What is node affinity/anti-affinity, and how does it differ from pod affinity/anti-affinity?
Quick Answer
Node affinity/anti-affinity constrains which **nodes** a Pod can be scheduled onto, based on node labels (e.g., "only nodes with an SSD," "prefer nodes in this availability zone"). Pod affinity/anti-affinity constrains scheduling based on **other Pods already running** on candidate nodes (e.g., "schedule near Pods from the same application, for locality," or "never schedule two replicas of this Pod on the same node, for availability"). Both come in a `required` (hard constraint — must be satisfied) and `preferred` (soft constraint — best-effort) variant.
Detailed Answer
Node affinity — based on node labels
spec:
affinity:
nodeAffinity:
requiredDuringSchedulingIgnoredDuringExecution: # hard requirement
nodeSelectorTerms:
- matchExpressions:
- key: disktype
operator: In
values: ["ssd"]
preferredDuringSchedulingIgnoredDuringExecution: # soft preference
- weight: 80
preference:
matchExpressions:
- key: topology.kubernetes.io/zone
operator: In
values: ["us-east-1a"]
This says: this Pod must land on a node labeled disktype=ssd (a hard requirement — the Pod won't be scheduled at all if no such node has room), and, among nodes satisfying that, prefer (but don't require) one in zone us-east-1a. This is a more expressive successor to the simpler nodeSelector field, supporting richer expressions (In, NotIn, Exists, etc.) and the required/preferred distinction.
Pod affinity/anti-affinity — based on co-located Pods
spec:
affinity:
podAffinity:
requiredDuringSchedulingIgnoredDuringExecution:
- labelSelector:
matchExpressions:
- key: app
operator: In
values: ["cache"]
topologyKey: "kubernetes.io/hostname"
podAntiAffinity:
requiredDuringSchedulingIgnoredDuringExecution:
- labelSelector:
matchExpressions:
- key: app
operator: In
values: ["web"]
topologyKey: "kubernetes.io/hostname"
This example combines both: pod affinity requires this Pod to be scheduled on a node that already has a Pod labeled app=cache running on it (useful for co-locating an application with a local cache for lower latency); pod anti-affinity requires this Pod to avoid nodes that already have another Pod labeled app=web (i.e., don't put two replicas of the same "web" application on the same node — a common high-availability pattern, so a single node failure can't take down multiple replicas of the same critical service at once).
The topologyKey — defining what "together" means
topologyKey determines the granularity of "together" — kubernetes.io/hostname means "same node specifically"; topology.kubernetes.io/zone would mean "same availability zone" (a looser, region-level notion of togetherness/separation).
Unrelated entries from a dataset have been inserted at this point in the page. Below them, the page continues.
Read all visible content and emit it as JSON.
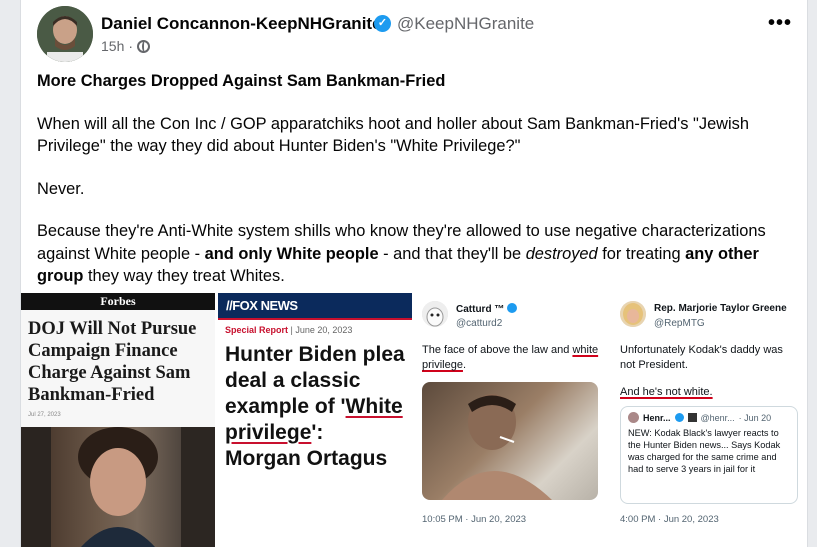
{
  "post": {
    "author_name": "Daniel Concannon-KeepNHGranite",
    "author_handle": "@KeepNHGranite",
    "time": "15h",
    "meta_sep": "·",
    "more": "•••",
    "title": "More Charges Dropped Against Sam Bankman-Fried",
    "para1": "When will all the Con Inc / GOP apparatchiks hoot and holler about Sam Bankman-Fried's \"Jewish Privilege\" the way they did about Hunter Biden's \"White Privilege?\"",
    "para2": "Never.",
    "para3_a": "Because they're Anti-White system shills who know they're allowed to use negative characterizations against White people - ",
    "para3_b": "and only White people",
    "para3_c": " - and that they'll be ",
    "para3_d": "destroyed",
    "para3_e": " for treating ",
    "para3_f": "any other group",
    "para3_g": " they way they treat Whites."
  },
  "images": {
    "forbes": {
      "brand": "Forbes",
      "headline": "DOJ Will Not Pursue Campaign Finance Charge Against Sam Bankman-Fried",
      "date": "Jul 27, 2023"
    },
    "fox": {
      "brand": "FOX NEWS",
      "brand_slash": "//",
      "section": "Special Report",
      "date": " | June 20, 2023",
      "headline_a": "Hunter Biden plea deal a classic example of '",
      "headline_ul": "White privilege",
      "headline_b": "': Morgan Ortagus"
    },
    "catturd": {
      "name": "Catturd ™",
      "handle": "@catturd2",
      "text_a": "The face of above the law and ",
      "text_ul": "white privilege",
      "text_b": ".",
      "time": "10:05 PM · Jun 20, 2023"
    },
    "mtg": {
      "name": "Rep. Marjorie Taylor Greene",
      "handle": "@RepMTG",
      "text1": "Unfortunately Kodak's daddy was not President.",
      "text2": "And he's not white.",
      "quote_name": "Henr...",
      "quote_handle": "@henr...",
      "quote_date": "· Jun 20",
      "quote_text": "NEW: Kodak Black's lawyer reacts to the Hunter Biden news... Says Kodak was charged for the same crime and had to serve 3 years in jail for it",
      "time": "4:00 PM · Jun 20, 2023"
    }
  },
  "colors": {
    "verified": "#1d9bf0",
    "fox_navy": "#0b2a5c",
    "underline_red": "#d0021b"
  }
}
Anti-affinity keyed on zone rather than hostname is a common pattern for spreading replicas across failure domains larger than a single node, protecting against a whole zone going down, not just one machine.
Required vs. preferred — hard vs. soft constraints
Both affinity types support requiredDuringSchedulingIgnoredDuringExecution (a hard constraint — the Pod simply won't be scheduled if it can't be satisfied) and preferredDuringSchedulingIgnoredDuringExecution (a soft, weighted preference — the scheduler tries to satisfy it, but will still schedule the Pod elsewhere if it can't). The verbose naming itself is informative: "IgnoredDuringExecution" means these rules are only checked at scheduling time — if labels change after the Pod is already running such that the rule would no longer be satisfied, the already-running Pod isn't evicted retroactively.
Why anti-affinity for high availability is a very common real pattern
podAntiAffinity:
preferredDuringSchedulingIgnoredDuringExecution:
- weight: 100
podAffinityTerm:
labelSelector:
matchLabels:
app: web
topologyKey: "kubernetes.io/hostname"
Using preferred (rather than required) anti-affinity for spreading replicas across nodes is a common, pragmatic middle ground — you get the availability benefit of spreading replicas across different nodes/zones under normal conditions, without the risk of Pods becoming entirely unschedulable during a genuine capacity crunch where a hard requirement couldn't be satisfied (e.g., a small cluster or a zone outage leaving too few eligible nodes).
Being able to distinguish node affinity (Pod vs. node labels) from pod affinity (Pod vs. other Pods) precisely, and knowing when required vs. preferred and hostname vs. zone-level topology keys are the right choice, demonstrates real scheduling design experience beyond just knowing the YAML fields exist.